At issue is how and when the committee reached out to Yeshitela.

Committee members said they invited Yeshitela to a planning meeting in June. Yeshitela never showed up. Then they sent a more formal invitation on June 29 to attend a subsequent meeting. He didn't show up for that one, either.

On July 7, the committee invited Yeshitela to attend another meeting. A Uhuru spokesman said the gesture was an "insult."

For his part, Yeshitela said, "This whole process is a lie." He has argued the committee already has determined what will replace the racist mural and that if anything, he alone should be the one to decide what should hang in the stairwell. But how does he know that if he won't show up?

"I'm the original art critic," Yeshitela said.

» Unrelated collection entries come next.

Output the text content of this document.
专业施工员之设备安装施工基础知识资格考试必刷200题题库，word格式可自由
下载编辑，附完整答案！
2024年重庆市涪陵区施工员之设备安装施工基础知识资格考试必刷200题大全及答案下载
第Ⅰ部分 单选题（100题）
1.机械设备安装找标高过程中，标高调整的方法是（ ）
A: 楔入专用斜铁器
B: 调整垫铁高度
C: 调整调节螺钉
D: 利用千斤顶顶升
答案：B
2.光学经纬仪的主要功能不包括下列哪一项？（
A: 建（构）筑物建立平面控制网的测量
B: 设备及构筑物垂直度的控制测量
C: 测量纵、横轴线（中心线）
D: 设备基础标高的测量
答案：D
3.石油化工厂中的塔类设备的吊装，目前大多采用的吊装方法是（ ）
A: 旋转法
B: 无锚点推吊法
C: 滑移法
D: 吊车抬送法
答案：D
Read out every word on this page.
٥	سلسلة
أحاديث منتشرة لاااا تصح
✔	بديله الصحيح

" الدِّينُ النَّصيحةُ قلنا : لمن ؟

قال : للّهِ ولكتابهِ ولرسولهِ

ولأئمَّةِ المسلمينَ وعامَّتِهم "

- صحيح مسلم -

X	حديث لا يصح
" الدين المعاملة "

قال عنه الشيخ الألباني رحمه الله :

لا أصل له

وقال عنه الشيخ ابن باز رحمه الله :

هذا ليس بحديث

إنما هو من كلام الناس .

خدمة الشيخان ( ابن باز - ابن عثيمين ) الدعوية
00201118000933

Could the invitation process have gone a bit smoother? Sure. Perhaps the committee could have arrived at the Uhuru headquarters with a gilt-edged invitation presented on a silver platter, while the mayor, City Council and the mural committee knelt.

Fair enough.

On the other hand, Nelson Mandela spent 27 years in prison and emerged urging peaceful rapprochement among all his countrymen.

And Yeshitela refuses to engage in a public discourse over the selection of a piece of art over a petty, contrived dispute over how he was invited to participate on the committee?

Perhaps Yeshitela fears that to sit down with the mural committee would undermine his radical bona fides among his more youthful, and, ahem, exuberant disciples.

Instead he stays away because not enough bowing and scraping accompanied the invitation to engage in a gesture of proactive citizenship.

It is easy to stay away. It is easy to dismiss the work of the committee members who should be given the benefit of the doubt they are simply trying to fulfill a civic duty.

But as the 50th anniversary of Yeshitela's noble act of civil disobedience draws near this December, isn't it time for the grand old Uhuru to come to the table and be a partner rather than a pouter?

You might argue reconciliation is an art form unto itself.